So, didn’t get another run. So I am in Seattle for awhile. Classes start in May. Taking French classes until then.  Give me a shout if you want to get together in Seattle!
Archive for April, 2007

Hoping to get one more run before I start school again in May. Since the trip leaves on Friday, and I haven’t heard back, I am assuming I am not going.
This winter has been really great, and I have really enjoyed my job. Made a full on committment to Dunlap last week, and we signed a non-binding agreement that I would stay after I get my license, and they promised best intent to hire me as a mate.
If we treat people as they are we make them worse. If we treat people as they ought to be, we help them become what they are capable of becoming.

Will be back in Seattle tomorrow morning. Hopefully I can get back out immediately - possibly next week on a South East Run if I am lucky. If I don’t, then I am set back pretty bad. I’ll be 40 days behind, and be out one month of pay.
This part of sailing is the most frustrating part.
Babbington looked wretchedly from one to the other, licked his lips and said, “I ate your rat, Sir. I am very sorry, and I ask your pardon.” “Did you so?” said Stephen mildly. “Well, I hope you enjoyed it.” “He only ate it when it was dead,” said Jack. “It would have been a strangely hasty, agitated meal, had he ate it before.” said Stephen.
Last night the fellows at Harmack had finished offloading our chips. We cast off lines at 0100 and started for Beaver Cove to get a load of Hog Fuel.
I now understand what Hog Fuel is, as I got a complete tour of the Harmack Mill. It seems an oiler there had just finished all his daily duties, but still had an hour left of his shift. He found me walking off the dock and into the plant to stretch my legs. Out of want of something productive to do, and no small amount of reserved pride, he showed me the whole process.
I saw that our chips were already being processed, sorted and heated in a soup that goes through several stages finally becoming a white cardboard like material that is cut in about 2 meter square sheets, stacked and wrapped by larger sheets and automatically wrapped in heavy baling wire. These 600 pound blocks are stacked into 2 ton pallets and metal strapped down.
The machinery in the final packing phase was fascinating. It has to be packaged precisely, because robots at the customer sites (paper mills) grab the blocks and cut the wire - then the whole block is dissolved, wrapper and all, to be once again soup to be made into paper.
Kind of like paper bouillon.
This is a hungry plant, consuming a barge worth of chips a day, and since the local mills are all closed, it must come from somewhere else.
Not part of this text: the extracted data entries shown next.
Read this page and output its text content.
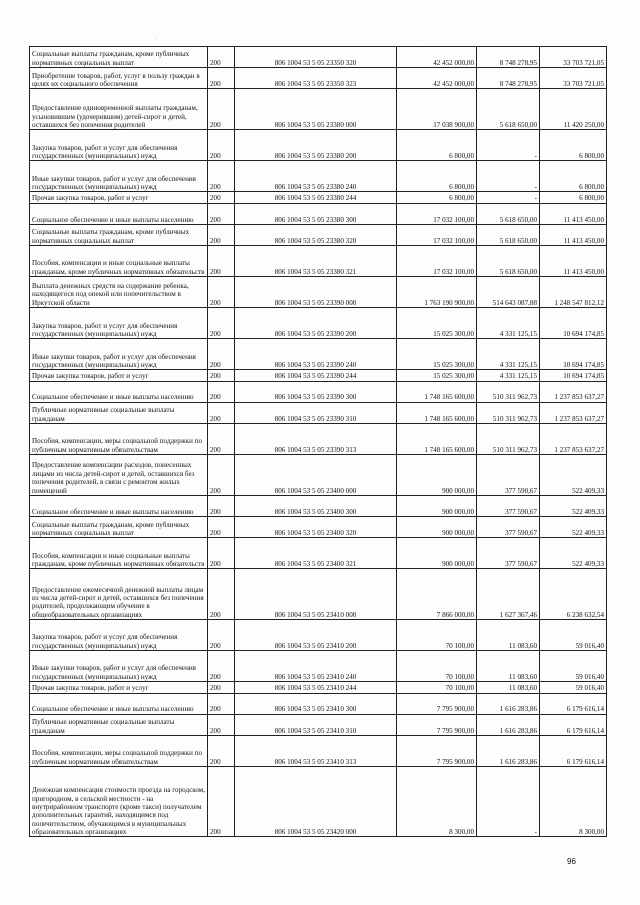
Социальные выплаты гражданам, кроме публичных нормативных социальных выплат	200	806 1004 53 5 05 23350 320	42 452 000,00	8 748 278,95	33 703 721,05
Приобретение товаров, работ, услуг в пользу граждан в целях их социального обеспечения	200	806 1004 53 5 05 23350 323	42 452 000,00	8 748 278,95	33 703 721,05
Предоставление единовременной выплаты гражданам, усыновившим (удочерившим) детей-сирот и детей, оставшихся без попечения родителей	200	806 1004 53 5 05 23380 000	17 038 900,00	5 618 650,00	11 420 250,00
Закупка товаров, работ и услуг для обеспечения государственных (муниципальных) нужд	200	806 1004 53 5 05 23380 200	6 800,00	-	6 800,00
Иные закупки товаров, работ и услуг для обеспечения государственных (муниципальных) нужд	200	806 1004 53 5 05 23380 240	6 800,00	-	6 800,00
Прочая закупка товаров, работ и услуг	200	806 1004 53 5 05 23380 244	6 800,00	-	6 800,00
Социальное обеспечение и иные выплаты населению	200	806 1004 53 5 05 23380 300	17 032 100,00	5 618 650,00	11 413 450,00
Социальные выплаты гражданам, кроме публичных нормативных социальных выплат	200	806 1004 53 5 05 23380 320	17 032 100,00	5 618 650,00	11 413 450,00
Пособия, компенсации и иные социальные выплаты гражданам, кроме публичных нормативных обязательств	200	806 1004 53 5 05 23380 321	17 032 100,00	5 618 650,00	11 413 450,00
Выплата денежных средств на содержание ребенка, находящегося под опекой или попечительством в Иркутской области	200	806 1004 53 5 05 23390 000	1 763 190 900,00	514 643 087,88	1 248 547 812,12
Закупка товаров, работ и услуг для обеспечения государственных (муниципальных) нужд	200	806 1004 53 5 05 23390 200	15 025 300,00	4 331 125,15	10 694 174,85
Иные закупки товаров, работ и услуг для обеспечения государственных (муниципальных) нужд	200	806 1004 53 5 05 23390 240	15 025 300,00	4 331 125,15	10 694 174,85
Прочая закупка товаров, работ и услуг	200	806 1004 53 5 05 23390 244	15 025 300,00	4 331 125,15	10 694 174,85
Социальное обеспечение и иные выплаты населению	200	806 1004 53 5 05 23390 300	1 748 165 600,00	510 311 962,73	1 237 853 637,27
Публичные нормативные социальные выплаты гражданам	200	806 1004 53 5 05 23390 310	1 748 165 600,00	510 311 962,73	1 237 853 637,27
Пособия, компенсации, меры социальной поддержки по публичным нормативным обязательствам	200	806 1004 53 5 05 23390 313	1 748 165 600,00	510 311 962,73	1 237 853 637,27
Предоставление компенсации расходов, понесенных лицами из числа детей-сирот и детей, оставшихся без попечения родителей, в связи с ремонтом жилых помещений	200	806 1004 53 5 05 23400 000	900 000,00	377 590,67	522 409,33
Социальное обеспечение и иные выплаты населению	200	806 1004 53 5 05 23400 300	900 000,00	377 590,67	522 409,33
Социальные выплаты гражданам, кроме публичных нормативных социальных выплат	200	806 1004 53 5 05 23400 320	900 000,00	377 590,67	522 409,33
Пособия, компенсации и иные социальные выплаты гражданам, кроме публичных нормативных обязательств	200	806 1004 53 5 05 23400 321	900 000,00	377 590,67	522 409,33
Предоставление ежемесячной денежной выплаты лицам из числа детей-сирот и детей, оставшихся без попечения родителей, продолжающим обучение в общеобразовательных организациях	200	806 1004 53 5 05 23410 000	7 866 000,00	1 627 367,46	6 238 632,54
Закупка товаров, работ и услуг для обеспечения государственных (муниципальных) нужд	200	806 1004 53 5 05 23410 200	70 100,00	11 083,60	59 016,40
Иные закупки товаров, работ и услуг для обеспечения государственных (муниципальных) нужд	200	806 1004 53 5 05 23410 240	70 100,00	11 083,60	59 016,40
Прочая закупка товаров, работ и услуг	200	806 1004 53 5 05 23410 244	70 100,00	11 083,60	59 016,40
Социальное обеспечение и иные выплаты населению	200	806 1004 53 5 05 23410 300	7 795 900,00	1 616 283,86	6 179 616,14
Публичные нормативные социальные выплаты гражданам	200	806 1004 53 5 05 23410 310	7 795 900,00	1 616 283,86	6 179 616,14
Пособия, компенсации, меры социальной поддержки по публичным нормативным обязательствам	200	806 1004 53 5 05 23410 313	7 795 900,00	1 616 283,86	6 179 616,14
Денежная компенсация стоимости проезда на городском, пригородном, в сельской местности - на внутрирайонном транспорте (кроме такси) получателем дополнительных гарантий, находящимся под попечительством, обучающимся в муниципальных образовательных организациях	200	806 1004 53 5 05 23420 000	8 300,00	-	8 300,00
96
·	·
By now, 48 hours after we docked at Harmack, all of our chips are in the warehouse as pulp sheets, ready to be put on a ship to Germany, Korea or Japan.
For the last month, we have been going to Gray’s Harbor or Klawock to get more chips for the beast, but now we are on a different mission. Whether because chip prices are low, or too high - or hog fuel price is low, or demand in California is high, or it’s just time for more - we are going to get hog fuel, since we are now close to Beaver Cove - where they have lot’s of it.
Any way, hog fuel is the knots and bark which gets sorted out of the chips. We don’t take Harmack’s hog fuel, because they burn it to generate steam for their own power.
So, we heading to Beaver Cove to get some to take to Eureka, California to be burned to generate electricity. Because the assist boat runs bankers hours, we have been cracking on at 10.5 knots all night in order to get there by 1600. However, upon calling them this morning, the Captain discovered the plant is closed for Easter — and there is nowhere to tie up. So, no we are putting along at 3-4 knots, killing time so that we will arrive tomorrow morning. Our regular cruising speed is 8.5 knots.
Bonus: ran thru a pod of dolphins as the sun rose.
Man wants to see nature and evolution as separate from human activities. There is the natural world, and there is man. Butt man also belongs to the natural world, and if he is a ferocious predator, that too is part of evolution. If cod and haddock and other species cannot survive because man kills them, something more adaptive will take their place. Nature, the ultimate pragmatist, doggedly searches for something that works. But as the cockroach demonstrates, what works best in nature does not always appeal to us. Mark Kurlansky, “Cod” 1997
The sea has never been friendly to man. At most it has been the accomplice of human restlessness.
Passing thru again on our way to Canada. All is well, weather is calm but chilly. Should be a good passage thru Dixon Channel.

Been reviewing my Stowage and Cargo Handling books. It’s hard to keep this stuff in my head, as we don’t use this information much. But it’s good to know.
Going to cook chicken curry tonight. Don’t have all the spices, but I’ll wing it. Let’s see how the crew reacts.